To understand, if you are not in Australia, watch this link https://www.youtube.com/watch?v=FRdZBYbom-Q. RACQ basically provides roadside assistance, changes tyres and gives you new batteries if you are in a spot of bother. About ten years ago they had a jingle (which is now their slogan) which sung, ‘Wouldn’t be without them, would you?’

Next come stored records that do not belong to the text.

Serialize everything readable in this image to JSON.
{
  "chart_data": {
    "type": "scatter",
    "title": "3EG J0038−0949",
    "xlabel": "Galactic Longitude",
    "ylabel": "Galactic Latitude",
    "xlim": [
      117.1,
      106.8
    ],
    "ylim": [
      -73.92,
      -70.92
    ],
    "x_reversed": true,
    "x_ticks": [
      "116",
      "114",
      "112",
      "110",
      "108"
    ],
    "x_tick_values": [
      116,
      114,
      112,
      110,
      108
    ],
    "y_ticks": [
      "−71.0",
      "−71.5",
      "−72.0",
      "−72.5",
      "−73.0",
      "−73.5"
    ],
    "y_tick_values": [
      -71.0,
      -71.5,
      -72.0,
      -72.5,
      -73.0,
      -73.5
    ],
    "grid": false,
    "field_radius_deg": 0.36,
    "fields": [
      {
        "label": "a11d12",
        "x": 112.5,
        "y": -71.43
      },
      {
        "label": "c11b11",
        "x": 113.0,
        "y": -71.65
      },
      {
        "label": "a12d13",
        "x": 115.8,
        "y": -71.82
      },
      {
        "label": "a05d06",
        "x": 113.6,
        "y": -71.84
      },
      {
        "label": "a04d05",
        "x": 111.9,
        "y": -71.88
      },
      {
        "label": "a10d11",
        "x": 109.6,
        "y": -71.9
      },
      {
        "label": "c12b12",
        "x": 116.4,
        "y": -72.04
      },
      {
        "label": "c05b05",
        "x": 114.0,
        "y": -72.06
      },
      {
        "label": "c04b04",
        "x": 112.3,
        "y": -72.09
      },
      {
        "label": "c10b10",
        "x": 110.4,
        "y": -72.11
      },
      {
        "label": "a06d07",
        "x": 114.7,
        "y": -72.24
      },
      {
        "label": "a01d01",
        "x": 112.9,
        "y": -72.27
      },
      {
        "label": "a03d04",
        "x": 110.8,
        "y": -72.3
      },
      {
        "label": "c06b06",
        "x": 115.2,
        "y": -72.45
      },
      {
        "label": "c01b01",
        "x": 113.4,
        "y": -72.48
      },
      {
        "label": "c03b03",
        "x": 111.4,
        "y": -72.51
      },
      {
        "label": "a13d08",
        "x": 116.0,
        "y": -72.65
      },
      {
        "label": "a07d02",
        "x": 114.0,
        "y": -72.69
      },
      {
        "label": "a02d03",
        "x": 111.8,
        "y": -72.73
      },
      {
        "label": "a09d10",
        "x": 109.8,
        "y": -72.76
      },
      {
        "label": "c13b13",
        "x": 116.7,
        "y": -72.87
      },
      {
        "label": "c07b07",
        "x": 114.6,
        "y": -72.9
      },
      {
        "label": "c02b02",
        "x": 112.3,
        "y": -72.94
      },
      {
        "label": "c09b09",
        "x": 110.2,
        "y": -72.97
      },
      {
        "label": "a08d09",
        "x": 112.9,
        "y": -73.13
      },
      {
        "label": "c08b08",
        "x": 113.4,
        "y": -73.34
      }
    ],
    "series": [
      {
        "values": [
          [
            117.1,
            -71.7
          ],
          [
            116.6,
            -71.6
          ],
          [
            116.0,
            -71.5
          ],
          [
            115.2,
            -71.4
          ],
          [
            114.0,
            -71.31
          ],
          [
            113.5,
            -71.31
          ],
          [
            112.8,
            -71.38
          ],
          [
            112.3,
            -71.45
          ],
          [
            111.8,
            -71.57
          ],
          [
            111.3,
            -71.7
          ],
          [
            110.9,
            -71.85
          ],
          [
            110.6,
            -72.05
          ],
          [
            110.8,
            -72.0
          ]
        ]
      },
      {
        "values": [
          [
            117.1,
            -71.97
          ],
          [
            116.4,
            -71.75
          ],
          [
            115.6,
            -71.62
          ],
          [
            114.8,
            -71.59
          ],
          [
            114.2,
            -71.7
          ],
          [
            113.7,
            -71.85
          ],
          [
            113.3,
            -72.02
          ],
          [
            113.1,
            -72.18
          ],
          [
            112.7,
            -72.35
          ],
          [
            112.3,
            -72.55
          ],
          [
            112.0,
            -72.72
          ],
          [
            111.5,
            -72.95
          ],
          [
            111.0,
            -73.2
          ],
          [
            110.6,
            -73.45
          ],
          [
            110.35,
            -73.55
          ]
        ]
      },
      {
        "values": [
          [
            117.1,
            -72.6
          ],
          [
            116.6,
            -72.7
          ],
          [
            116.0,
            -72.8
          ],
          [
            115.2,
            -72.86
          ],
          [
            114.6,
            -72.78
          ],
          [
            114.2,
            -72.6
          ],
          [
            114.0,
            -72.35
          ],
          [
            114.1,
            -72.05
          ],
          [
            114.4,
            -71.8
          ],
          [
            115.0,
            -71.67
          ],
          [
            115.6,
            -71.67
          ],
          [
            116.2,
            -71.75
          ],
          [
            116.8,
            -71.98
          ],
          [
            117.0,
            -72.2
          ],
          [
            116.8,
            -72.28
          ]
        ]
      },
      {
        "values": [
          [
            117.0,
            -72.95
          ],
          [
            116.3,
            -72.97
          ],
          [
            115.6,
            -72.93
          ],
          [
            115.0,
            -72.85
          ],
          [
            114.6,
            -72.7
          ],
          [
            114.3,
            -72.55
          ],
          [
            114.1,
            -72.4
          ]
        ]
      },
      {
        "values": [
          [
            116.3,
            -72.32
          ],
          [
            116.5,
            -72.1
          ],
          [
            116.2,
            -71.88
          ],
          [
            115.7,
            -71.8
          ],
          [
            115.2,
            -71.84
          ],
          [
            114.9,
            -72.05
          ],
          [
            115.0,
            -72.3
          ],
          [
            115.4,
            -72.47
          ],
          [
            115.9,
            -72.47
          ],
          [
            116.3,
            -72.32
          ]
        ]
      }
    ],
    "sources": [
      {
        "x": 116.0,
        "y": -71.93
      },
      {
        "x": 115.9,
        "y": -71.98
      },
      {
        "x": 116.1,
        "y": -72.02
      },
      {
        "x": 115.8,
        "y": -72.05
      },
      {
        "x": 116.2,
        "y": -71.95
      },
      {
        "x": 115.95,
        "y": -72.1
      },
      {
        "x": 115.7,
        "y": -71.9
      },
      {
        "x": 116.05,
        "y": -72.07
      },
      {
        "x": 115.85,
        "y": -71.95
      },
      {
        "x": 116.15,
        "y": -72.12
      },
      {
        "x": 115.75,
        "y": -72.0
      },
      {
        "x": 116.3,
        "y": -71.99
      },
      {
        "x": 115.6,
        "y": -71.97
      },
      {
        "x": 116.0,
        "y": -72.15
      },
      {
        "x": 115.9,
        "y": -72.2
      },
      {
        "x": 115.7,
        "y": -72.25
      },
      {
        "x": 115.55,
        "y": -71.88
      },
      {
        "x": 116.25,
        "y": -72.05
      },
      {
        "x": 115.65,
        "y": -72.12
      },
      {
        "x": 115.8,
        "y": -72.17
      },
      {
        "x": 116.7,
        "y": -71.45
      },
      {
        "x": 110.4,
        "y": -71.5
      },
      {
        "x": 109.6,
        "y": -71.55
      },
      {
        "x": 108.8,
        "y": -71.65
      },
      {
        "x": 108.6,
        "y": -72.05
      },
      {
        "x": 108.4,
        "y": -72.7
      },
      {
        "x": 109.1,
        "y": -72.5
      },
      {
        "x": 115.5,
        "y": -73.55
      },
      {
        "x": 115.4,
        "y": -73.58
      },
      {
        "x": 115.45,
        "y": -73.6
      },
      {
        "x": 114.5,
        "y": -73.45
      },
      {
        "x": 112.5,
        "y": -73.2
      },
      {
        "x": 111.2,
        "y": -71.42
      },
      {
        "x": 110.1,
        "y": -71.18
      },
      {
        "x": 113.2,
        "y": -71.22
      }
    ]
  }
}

This child has been taught well.
Today, we had a drill for a fire evacuation and a lockdown. A lockdown is when we stay indoors and under desks due to a threat outside. This was the first time I had done the drill with my class. We had a big talk about it being a practice and not to worry about a thing. I explained the expectations and rules for a lockdown too. Once the children were nestled under their desks, I hear,
“Is this a real lockdown?”
I answered, ‘No, remember it’s just pretend.’ A few seconds later,
“Is a practice?”
Again, I reminded them, “Yes, it’s just a practice, it’s not real and there’s nothing to worry about.” I then heard from under a desk somewhere,
“Is this a proper lockdown?”
Before I could answer, I heard, very loudly,
“FOR THE LOVE OF…! DON’T YOU PEOPLE LISTEN? GOSH, STOP ASKING THE SAME QUESTION! IT’S A DRILL, A PRACTICE, A REHEARSAL! THAT MEANS IT IS NOT, N-O-T REAL!!!!!!!!!!!”
I still don’t know who yelled it because I was also in my lockdown area, sitting on the floor under the windows of the classroom doors. I did giggle in a serious situation, though!

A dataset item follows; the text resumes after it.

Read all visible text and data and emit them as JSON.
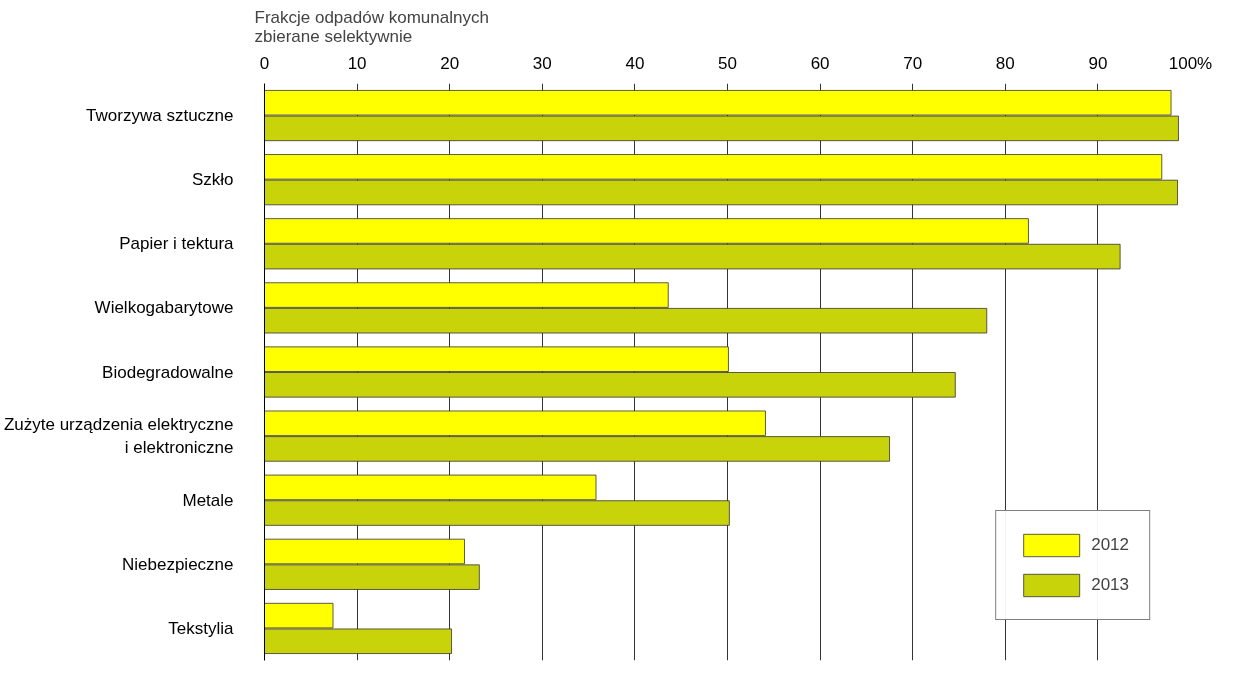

We are doing lots of work on fairy tales in my class at the moment. This week, we read Cinderella. We talked about what we would do if we met had a Fairy Godmother. I asked one girl what she would do if she had a Fairy Godmother. She said,
“I would wish for her to wave her wand, and make you a prince charming and lots of babies to have with him. You won’t meet a prince charming without my wish, Miss Rainbow!”
Gee, thanks, kid.
For ‘Show and Tell’, a boy got up with what he claimed to be the best ‘Knock, Knock’ joke we’ve ever heard.
Now, I should point out that, developmentally, children do try to engage with humour at all ages, but to successfully tell a joke in its proper form happens at about age ten. I’m teaching six and seven year olds. Sure makes for an interesting time!
Usually, our ‘Show and Tell’ time consists of a child trying to tell a joke, me understanding the odd one, laughing at the odd one and the rest of the class laughing if I laugh. If I have a small chuckle, they had a small chuckle. If I didn’t laugh much, they didn’t laugh at all. Occasionally, the children sat there and said, ‘I don’t get it.’
Boy: “Knock, knock!”
Class: “Who’s there?”
Class: “Lettuce, who?”
Class: “Tomato, who?”
Class: “Cucumber, who?”
Girl in audience: “Aren’t you just listing ingredients for salad?”
Boy: “I did it wrong…”
Definitely the best ‘Knock, Knock’ joke I’ve heard from a child!
One girl I teach regularly shares stories about her family. One day, she told me all about her cousin who has a girlfriend. She then looked at me, with her big, brown eyes and said, ‘but my cousin who has a girlfriend, is a GIRRRRL’. I politely said, ‘Oh, okay then, sweetheart, that is okay as long as they are happy.’ She then said,
“Well, I’m sure NOT happy when they decide to do marry kisses in front of me!”
I actually had no words. Many tears of laughter, but no words.